А потом, помолчав, безо всякой видимой связи, продолжил:
— Командир, а Ирибарн погиб. Вчера.
Рене как током ударила эта весть. Талант молодого летчика-истребителя только начал раскрываться. Комэск возлагал на него большие надежды. Изменчивы бойцовское счастье, удача. Рене взглянул на Ревершона, на его амулет. И вспомнил, как неделю назад Ирибарн в поисках какой-то потерянной вещи перевернул вверх дном все в комнате, где жил с летчиками.
— Шарль, ты не знаешь, что пропало тогда у Робера?
— Такой же мишка от Люси…
«Теперь понятно, почему Ревершон вспомнил о Ирибарне, — подумал Шалль. — Он уверен, что именно этот медвежонок спас ему жизнь».
Из госпиталя лишившийся ноги Шарль Ревершон отправился в Лондон, Рене Шалль — во Францию.

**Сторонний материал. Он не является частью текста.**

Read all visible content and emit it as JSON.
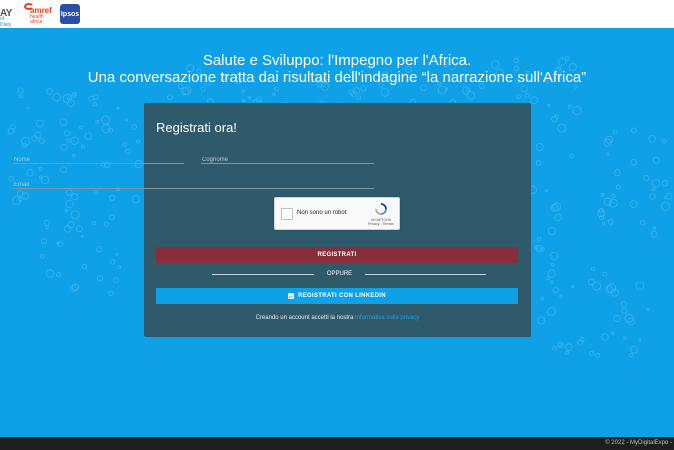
{
  "header": {
    "logos": {
      "day": {
        "text_main": "AY",
        "text_sub": "of Dialy"
      },
      "amref": {
        "text_main": "amref",
        "text_sub": "health africa"
      },
      "ipsos": {
        "text_main": "Ipsos"
      }
    }
  },
  "hero": {
    "line1": "Salute e Sviluppo: l'Impegno per l'Africa.",
    "line2": "Una conversazione tratta dai risultati dell'indagine “la narrazione sull'Africa”"
  },
  "form": {
    "title": "Registrati ora!",
    "nome_placeholder": "Nome",
    "cognome_placeholder": "Cognome",
    "email_placeholder": "Email",
    "recaptcha": {
      "label": "Non sono un robot",
      "brand": "reCAPTCHA",
      "links": "Privacy - Termini"
    },
    "register_label": "REGISTRATI",
    "or_label": "OPPURE",
    "linkedin_icon_text": "in",
    "linkedin_label": "REGISTRATI CON LINKEDIN",
    "consent_prefix": "Creando un account accetti la nostra ",
    "consent_link": "Informativa sulla privacy"
  },
  "footer": {
    "copyright": "© 2022 - MyDigitalExpo -"
  },
  "colors": {
    "background": "#0fa1e8",
    "panel": "#2e5a6c",
    "register_button": "#8a2d3b",
    "linkedin_button": "#0fa1e8",
    "link": "#1e9fe6"
  }
}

Последний увез что ни есть горчайшую весть для матери; 27 марта в неравном бою погиб младший брат Морис. После того как им был подбит русский самолет, Морис все время жаждал собственной кровью смыть вину. Он смыл ее вражьей, сразив десять пиратов-гитлеровцев.
Через Шталупинен и Гумбинен пролегали шоссейные и железнодорожные магистрали, ведущие к Кенигсбергу и его порту. По ним днем и ночью двигались автоколонны и эшелоны противника в обоих направлениях. Две недели шли бои за эти жизненно важные для врага коммуникационные узлы. И конечно же здесь хватало работы авиации.
Мартен во главе четверки вылетел сюда с заданием «очистить небо от фашистских самолетов».
Когда вошли в нужный сектор, Игорь-Мишель запросил по радио:
— Сообщите ваше местонахождение?
— Три километра к югу от Шталупинена.
— Отлично. Шесть «фоккеров» идут от Гумбинена.
— Понял. Движемся навстречу.
Через секунду:
— Восемь «фокке-вульфов» идут от Гумбинена.
«Так сколько же их — шесть или восемь? — спросил себя Рене Мартен. — Собственно, какое это имеет значение! Захаров говорит, повторяя Суворова: врагов не считают — их бьют».
Все же их оказалось восемь. Они перестраивались выше «нормандцев», готовясь ринуться в пике на наши траншеи.
Надо осмотреться, нет ли еще где вражеских машин. Батюшки! Сзади еще шесть «фоккеров» идут своим навстречу. Что за чудеса? Тактическая хитрость? До сих пор немцы — твердые приверженцы раз и навсегда установленной методики действий — не проявляли подобной гибкости. Что, жизнь заставляет? Извлекают уроки из горького опыта?
Как два поезда на параллельных рельсах, обе группы противника разминулись, едва не зацепив друг друга крыльями, и стали удаляться каждый в свою сторону. Что это значит? Почему они уходят? «Высота! — мелькнуло в голове Мартена. — Знают о слабости «яка»; выше пяти тысяч метров он хуже управляется. А, черт, как же я сразу не сообразил этого? Фашисты, имея больший запас горючего, дождутся, пока мы будем вынуждены уйти, а потом приступят к своему черному делу. Ну что ж, придется ответить на хитрость хитростью».